Though, thinking about it now, I don’t know if it’s the author’s priorities or the editor’s! For all you know, the book was originally shorter, sticking to the point of the history of the double entry accounting system.
And then the editors might have felt that the book is too short and things need to be added. National accounting would have got added first, however tenuous that is to the main topic of the book. The book would’ve still been a few pages short.
That’s when an editor would have got a brainwave of connecting the book to current issues - why not talk about the environment as well? This would have also served the purpose of “talking about both sides of the issue” (accounting being an “evil capitalist” topic). Maybe the book might have gone for a “sensitivity review” as well for good measure, where the feedback might have been that it’s “too capitalist” and the environmental stuff added on to hedge against that.

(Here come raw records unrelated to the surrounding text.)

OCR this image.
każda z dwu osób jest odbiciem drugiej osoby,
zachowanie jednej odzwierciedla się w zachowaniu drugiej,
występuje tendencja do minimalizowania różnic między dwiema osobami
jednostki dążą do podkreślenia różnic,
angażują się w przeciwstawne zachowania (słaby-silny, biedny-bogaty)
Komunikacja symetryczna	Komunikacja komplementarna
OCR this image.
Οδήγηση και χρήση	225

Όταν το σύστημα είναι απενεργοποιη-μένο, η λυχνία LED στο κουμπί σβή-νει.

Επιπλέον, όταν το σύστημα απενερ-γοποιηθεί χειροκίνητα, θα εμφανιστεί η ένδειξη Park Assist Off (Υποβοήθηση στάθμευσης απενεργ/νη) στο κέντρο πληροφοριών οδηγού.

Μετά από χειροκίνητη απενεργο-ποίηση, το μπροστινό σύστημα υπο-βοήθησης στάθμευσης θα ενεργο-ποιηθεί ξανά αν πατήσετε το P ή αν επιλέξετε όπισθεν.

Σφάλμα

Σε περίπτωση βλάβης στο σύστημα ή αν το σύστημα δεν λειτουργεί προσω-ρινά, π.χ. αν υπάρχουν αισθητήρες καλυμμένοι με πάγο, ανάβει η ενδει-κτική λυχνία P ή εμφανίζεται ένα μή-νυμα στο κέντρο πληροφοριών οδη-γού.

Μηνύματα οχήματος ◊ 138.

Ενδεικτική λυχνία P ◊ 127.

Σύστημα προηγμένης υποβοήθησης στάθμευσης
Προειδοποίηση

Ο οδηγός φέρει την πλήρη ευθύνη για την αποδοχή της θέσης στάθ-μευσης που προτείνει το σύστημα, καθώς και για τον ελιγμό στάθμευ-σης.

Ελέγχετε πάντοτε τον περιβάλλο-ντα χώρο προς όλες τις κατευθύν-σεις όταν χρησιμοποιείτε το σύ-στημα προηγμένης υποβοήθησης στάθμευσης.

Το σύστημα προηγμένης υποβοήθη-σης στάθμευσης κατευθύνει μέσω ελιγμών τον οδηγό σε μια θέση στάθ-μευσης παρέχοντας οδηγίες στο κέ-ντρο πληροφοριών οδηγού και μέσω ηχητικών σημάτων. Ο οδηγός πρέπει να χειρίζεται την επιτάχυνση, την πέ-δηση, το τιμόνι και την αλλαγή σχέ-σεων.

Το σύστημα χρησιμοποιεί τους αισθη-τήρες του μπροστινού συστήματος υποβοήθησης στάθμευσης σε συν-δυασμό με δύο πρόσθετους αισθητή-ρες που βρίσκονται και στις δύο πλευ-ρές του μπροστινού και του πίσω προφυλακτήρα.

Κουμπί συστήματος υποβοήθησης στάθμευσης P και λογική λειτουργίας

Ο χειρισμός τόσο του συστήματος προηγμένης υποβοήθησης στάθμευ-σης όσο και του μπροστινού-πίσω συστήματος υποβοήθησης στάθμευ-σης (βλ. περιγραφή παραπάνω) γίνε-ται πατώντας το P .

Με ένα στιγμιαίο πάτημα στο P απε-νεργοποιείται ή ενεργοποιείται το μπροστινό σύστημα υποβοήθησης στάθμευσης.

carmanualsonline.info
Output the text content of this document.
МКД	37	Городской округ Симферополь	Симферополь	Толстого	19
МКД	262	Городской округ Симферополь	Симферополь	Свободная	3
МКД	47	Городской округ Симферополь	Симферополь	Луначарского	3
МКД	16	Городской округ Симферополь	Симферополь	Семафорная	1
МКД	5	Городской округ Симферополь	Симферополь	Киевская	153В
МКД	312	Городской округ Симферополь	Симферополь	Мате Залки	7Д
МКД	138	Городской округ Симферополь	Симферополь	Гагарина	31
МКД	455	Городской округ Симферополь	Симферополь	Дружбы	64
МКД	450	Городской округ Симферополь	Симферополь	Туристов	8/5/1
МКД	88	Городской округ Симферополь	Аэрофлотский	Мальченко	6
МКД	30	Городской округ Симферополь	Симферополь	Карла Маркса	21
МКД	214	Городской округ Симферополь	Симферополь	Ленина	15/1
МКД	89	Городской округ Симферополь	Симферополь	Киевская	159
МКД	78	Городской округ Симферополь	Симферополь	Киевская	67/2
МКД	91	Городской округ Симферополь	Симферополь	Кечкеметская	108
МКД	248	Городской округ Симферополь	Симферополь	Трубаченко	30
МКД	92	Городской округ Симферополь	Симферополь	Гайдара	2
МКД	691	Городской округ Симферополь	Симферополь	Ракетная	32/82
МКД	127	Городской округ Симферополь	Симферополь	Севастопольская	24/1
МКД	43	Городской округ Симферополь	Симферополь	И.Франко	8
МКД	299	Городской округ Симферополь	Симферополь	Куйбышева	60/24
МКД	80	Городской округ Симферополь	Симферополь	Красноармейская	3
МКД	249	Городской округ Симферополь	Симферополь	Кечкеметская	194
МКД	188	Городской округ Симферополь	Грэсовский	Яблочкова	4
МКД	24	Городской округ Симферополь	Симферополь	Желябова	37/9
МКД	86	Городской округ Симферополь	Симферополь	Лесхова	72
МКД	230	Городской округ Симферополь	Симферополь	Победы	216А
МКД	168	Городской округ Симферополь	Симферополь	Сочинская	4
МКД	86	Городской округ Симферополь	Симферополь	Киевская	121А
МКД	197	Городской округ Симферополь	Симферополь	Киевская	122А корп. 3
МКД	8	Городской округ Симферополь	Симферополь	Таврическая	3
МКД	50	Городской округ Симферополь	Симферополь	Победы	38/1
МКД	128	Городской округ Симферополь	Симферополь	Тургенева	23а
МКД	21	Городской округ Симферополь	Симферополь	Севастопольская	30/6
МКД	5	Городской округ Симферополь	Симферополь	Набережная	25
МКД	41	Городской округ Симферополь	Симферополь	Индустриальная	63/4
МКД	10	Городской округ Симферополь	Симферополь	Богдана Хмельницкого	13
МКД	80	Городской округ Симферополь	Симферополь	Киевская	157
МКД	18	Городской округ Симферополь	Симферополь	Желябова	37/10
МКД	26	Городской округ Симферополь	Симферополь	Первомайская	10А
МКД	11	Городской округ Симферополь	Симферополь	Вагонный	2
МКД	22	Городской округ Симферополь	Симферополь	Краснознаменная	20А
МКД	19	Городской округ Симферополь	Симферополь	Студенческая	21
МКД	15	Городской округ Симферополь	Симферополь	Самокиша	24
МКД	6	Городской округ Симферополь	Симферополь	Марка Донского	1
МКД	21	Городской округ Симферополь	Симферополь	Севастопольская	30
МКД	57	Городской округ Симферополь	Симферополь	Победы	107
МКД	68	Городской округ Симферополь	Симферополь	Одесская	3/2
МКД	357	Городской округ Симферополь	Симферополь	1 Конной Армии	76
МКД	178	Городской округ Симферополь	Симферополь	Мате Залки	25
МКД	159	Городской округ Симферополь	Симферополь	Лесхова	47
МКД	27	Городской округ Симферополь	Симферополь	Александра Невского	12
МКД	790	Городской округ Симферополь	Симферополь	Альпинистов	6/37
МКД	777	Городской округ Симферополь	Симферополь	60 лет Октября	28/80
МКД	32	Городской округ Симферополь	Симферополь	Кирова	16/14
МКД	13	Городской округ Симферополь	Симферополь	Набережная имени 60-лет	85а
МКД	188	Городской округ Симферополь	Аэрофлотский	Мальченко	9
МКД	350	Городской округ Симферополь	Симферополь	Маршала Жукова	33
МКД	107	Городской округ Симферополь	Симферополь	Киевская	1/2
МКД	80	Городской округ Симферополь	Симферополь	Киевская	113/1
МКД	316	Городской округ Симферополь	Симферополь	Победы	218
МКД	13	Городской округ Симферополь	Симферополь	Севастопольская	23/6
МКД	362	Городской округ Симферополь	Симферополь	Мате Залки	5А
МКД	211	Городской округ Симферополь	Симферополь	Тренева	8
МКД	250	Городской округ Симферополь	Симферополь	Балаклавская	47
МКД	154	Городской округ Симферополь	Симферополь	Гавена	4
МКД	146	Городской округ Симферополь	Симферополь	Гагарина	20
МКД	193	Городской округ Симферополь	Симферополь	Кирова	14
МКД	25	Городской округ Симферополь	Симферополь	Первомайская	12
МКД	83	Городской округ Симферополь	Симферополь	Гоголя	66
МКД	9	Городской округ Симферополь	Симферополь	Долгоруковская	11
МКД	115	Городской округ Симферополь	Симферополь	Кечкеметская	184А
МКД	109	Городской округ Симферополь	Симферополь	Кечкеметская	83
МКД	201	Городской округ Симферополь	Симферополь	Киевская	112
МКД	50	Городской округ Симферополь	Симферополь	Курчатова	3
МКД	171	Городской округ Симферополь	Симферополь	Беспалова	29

In any case, it would have been far better as a 150 page book purely on the double entry accounting system, rather than a 250 page book on life, the universe and everything else.
Don’t bother reading it.
So what do you do when the first ever blog you read from this author, he has to besmirch the reputation of what according to you is a fine piece of art , the crown jewel of contemporary Indian Cinema , the hidden gem from the Southern shores of the country , the movie “Super Deluxe” ? Let’s just say I am going to scrutinise every word I read from you very carefully ,my friend . Can’t let my guard down as God knows what else you might scandalise that I hold sacred :)
I feel the opposite of this is true for text books and even games, tv series sometimes. In text books and games it is generally the case that the difficulty curve suddenly spikes ridiculously. Those could be attributed to developers rushing their last level to put all the things they had. Game of thrones had one horrible last episode, because they didn't know how to properly end it without dragging it on.